Gelman sped away in his mom's car to another part of Brooklyn, where he rear-ended a Pontiac, then stabbed the driver when he confronted Gelman about the crash, police said. The driver was slashed three times in the chest but survived and was stable at a hospital.
Gelman left the man bleeding on the street and drove off in his Pontiac but smacked into 62-year-old pedestrian Stephen Tanenbaum, who died from his injuries, police said. He later abandoned the car, engine running, in a private driveway not far from a freight railroad where he once was caught spray-painting graffiti, police Commissioner Raymond Kelly said.

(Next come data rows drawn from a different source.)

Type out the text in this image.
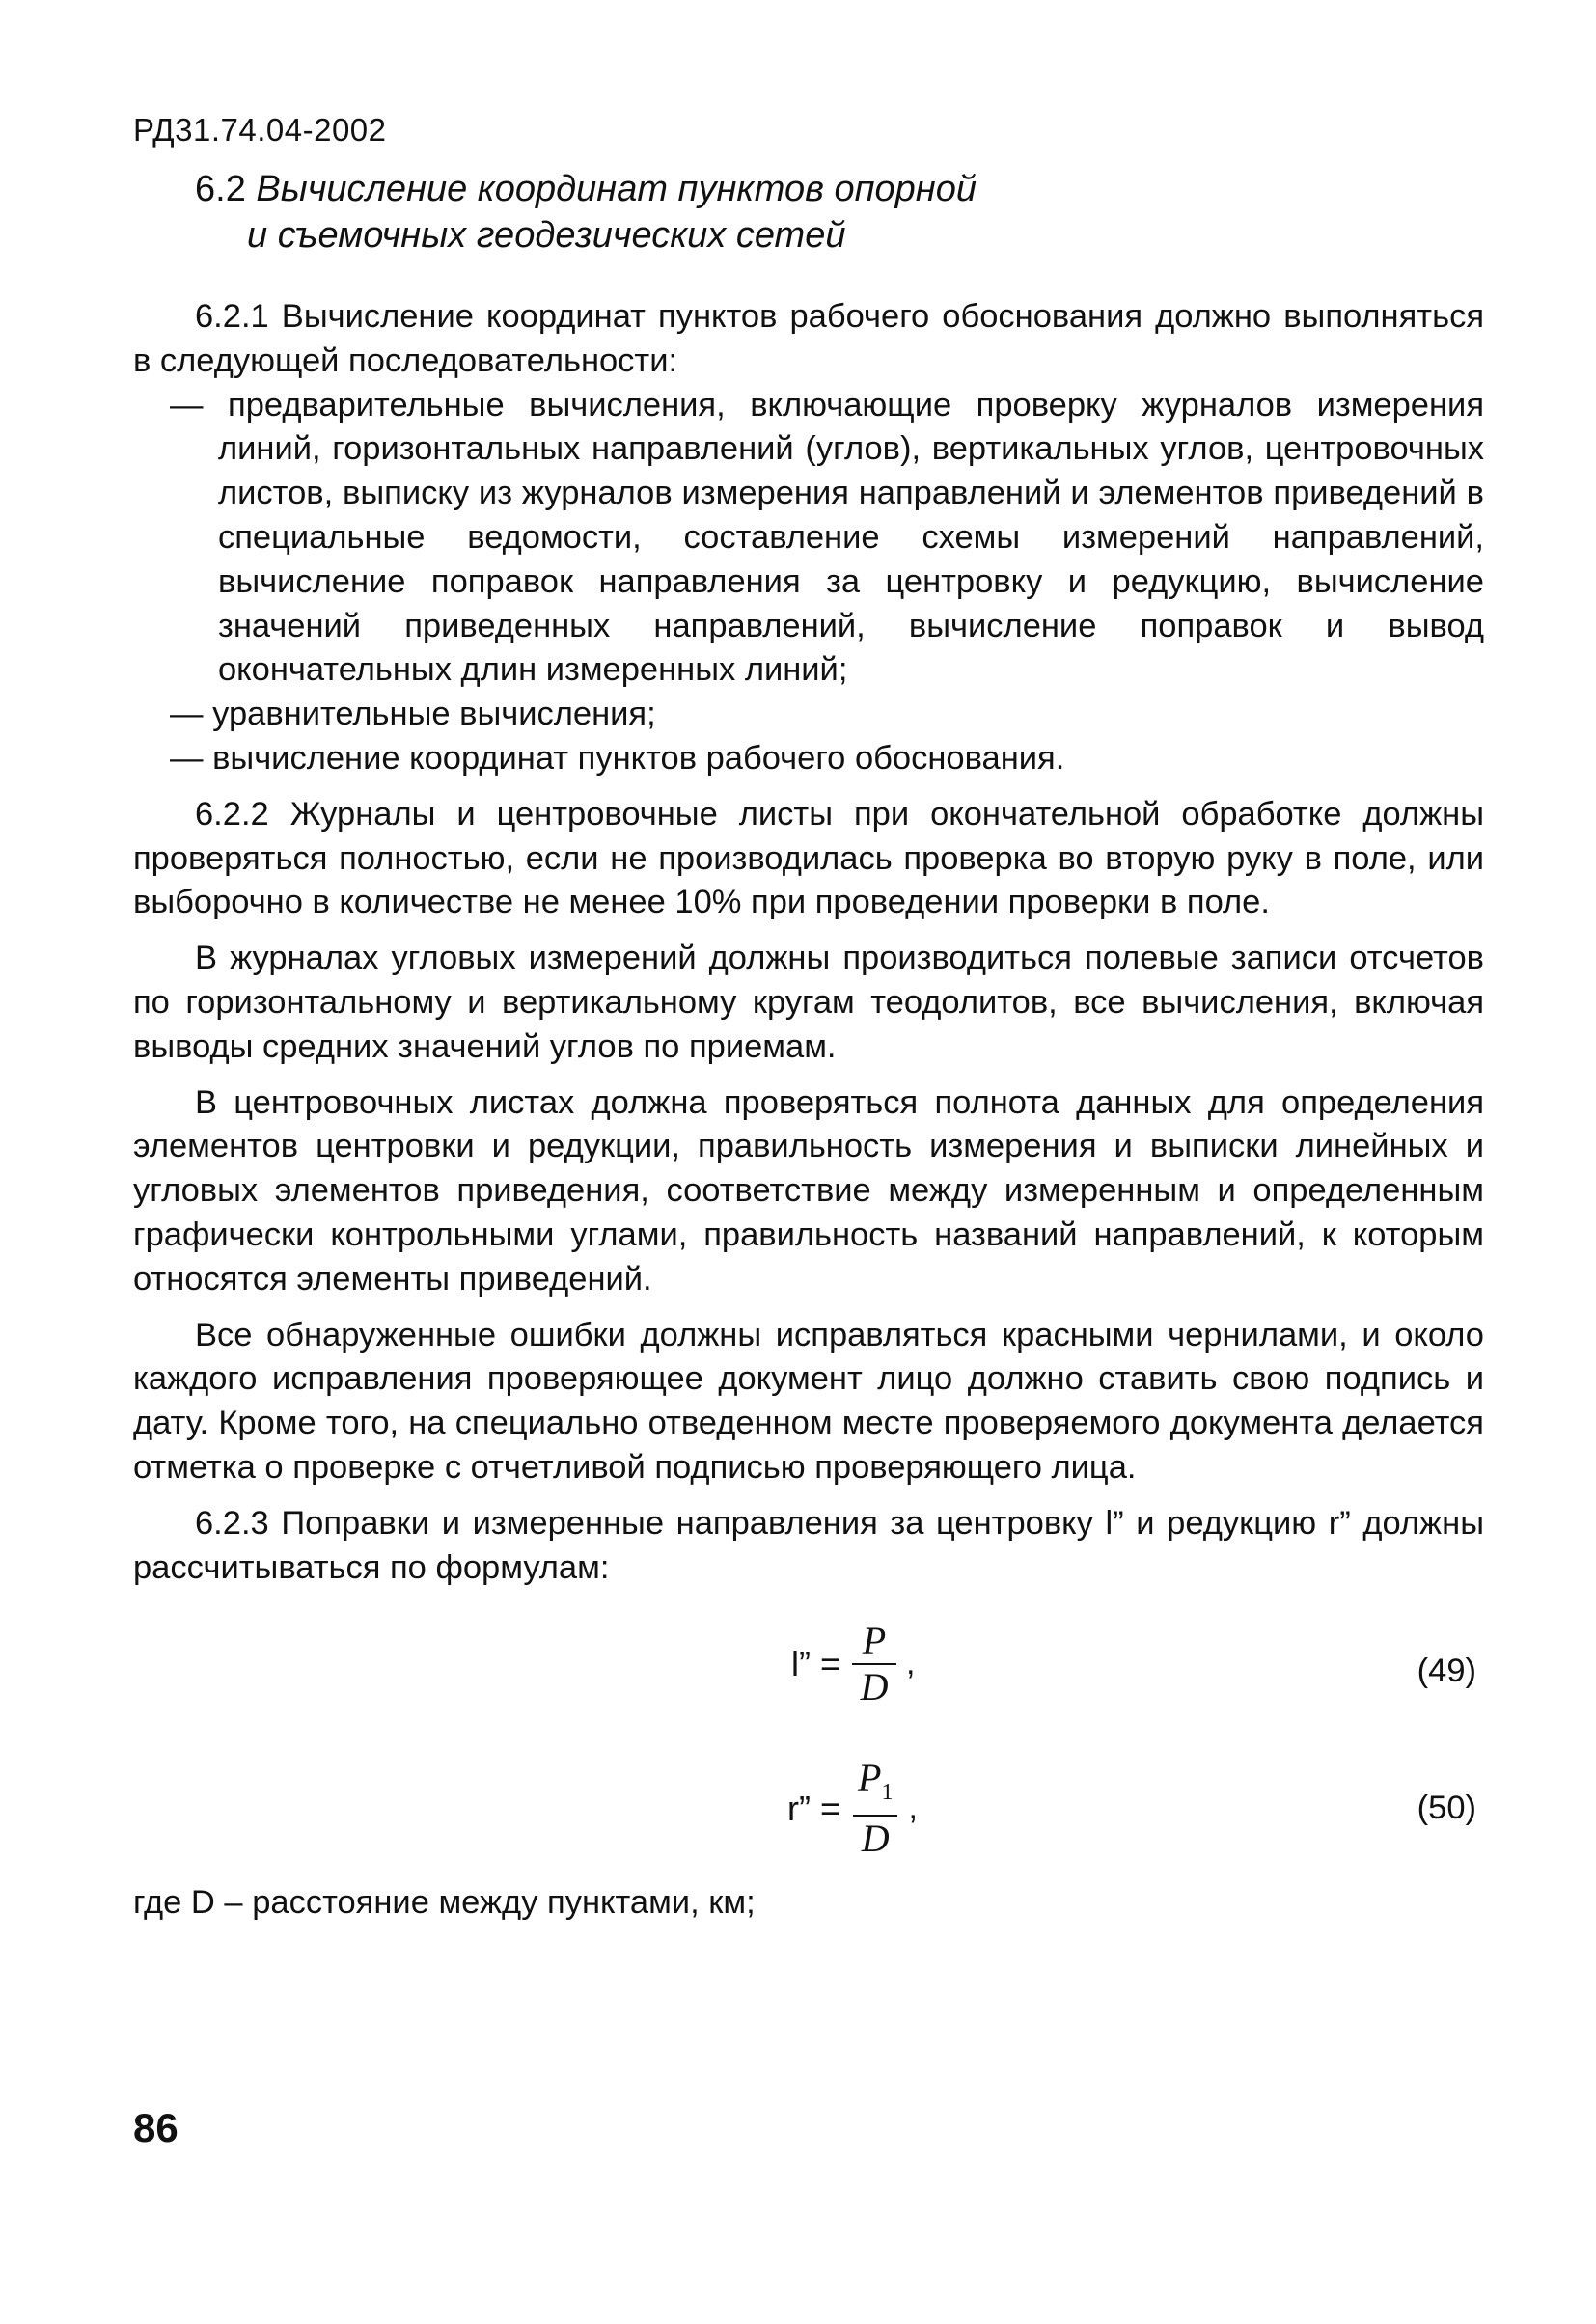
РД31.74.04-2002
6.2 Вычисление координат пунктов опорной
и съемочных геодезических сетей

6.2.1 Вычисление координат пунктов рабочего обоснования должно выполняться в следующей последовательности:

— предварительные вычисления, включающие проверку журналов измерения линий, горизонтальных направлений (углов), вертикальных углов, центровочных листов, выписку из журналов измерения направлений и элементов приведений в специальные ведомости, составление схемы измерений направлений, вычисление поправок направления за центровку и редукцию, вычисление значений приведенных направлений, вычисление поправок и вывод окончательных длин измеренных линий;

— уравнительные вычисления;

— вычисление координат пунктов рабочего обоснования.

6.2.2 Журналы и центровочные листы при окончательной обработке должны проверяться полностью, если не производилась проверка во вторую руку в поле, или выборочно в количестве не менее 10% при проведении проверки в поле.

В журналах угловых измерений должны производиться полевые записи отсчетов по горизонтальному и вертикальному кругам теодолитов, все вычисления, включая выводы средних значений углов по приемам.

В центровочных листах должна проверяться полнота данных для определения элементов центровки и редукции, правильность измерения и выписки линейных и угловых элементов приведения, соответствие между измеренным и определенным графически контрольными углами, правильность названий направлений, к которым относятся элементы приведений.

Все обнаруженные ошибки должны исправляться красными чернилами, и около каждого исправления проверяющее документ лицо должно ставить свою подпись и дату. Кроме того, на специально отведенном месте проверяемого документа делается отметка о проверке с отчетливой подписью проверяющего лица.

6.2.3 Поправки и измеренные направления за центровку l” и редукцию r” должны рассчитываться по формулам:

l” = $\frac{P}{D}$ ,	(49)
r” = $\frac{P_1}{D}$ ,	(50)

где D – расстояние между пунктами, км;

86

Police hunted him, but he disappeared until just before 1 a.m. Saturday, when police say he confronted and stabbed a livery cab driver in Brooklyn, north of where the other attacks occurred. Shortly afterward, he approached a couple in a Nissan, stabbing the man multiple times in the hand before hijacking the car, police said. Both men survived.
Just after 8 a.m. Saturday, passengers on a southbound No. 1 train in upper Manhattan noticed that a man on the train matched photos of Gelman they had seen in newspapers.
One passenger on the train got off at West 96th Street, approached officers on the platform and told them that a man fitting Gelman's description knocked a newspaper out of her hand, saying, "Do you believe what they're writing about me?" according to police.
Gelman jumped off the train at the West 34th Street station, crossed the tracks and hopped on a northbound No. 3 train, where he sliced a passenger, the police commissioner said.
Officers were in the driver's compartment of the train looking for him on the tracks when he made his way up to the driver's door and pounded on it, "claiming that he was the police," Kelly said.
One of the officers threw open the door and wrestled Gelman to the ground, knocking the knife from his hand, Kelly said.
The Ukraine-born Gelman and his mother became naturalized U.S. citizens about five years ago, Kelly said. He lived with his family in a predominantly Eastern European section of Brooklyn. He was known to be a troublemaker and has a criminal history, but the arrests were mostly non-violent, for criminal possession of a controlled substance, criminal mischief or graffiti, though some of his arrest records were sealed.
Gelman made some incoherent statements to police after his arrest, including "she had to die," but it's unclear to whom he was referring, Kelly said.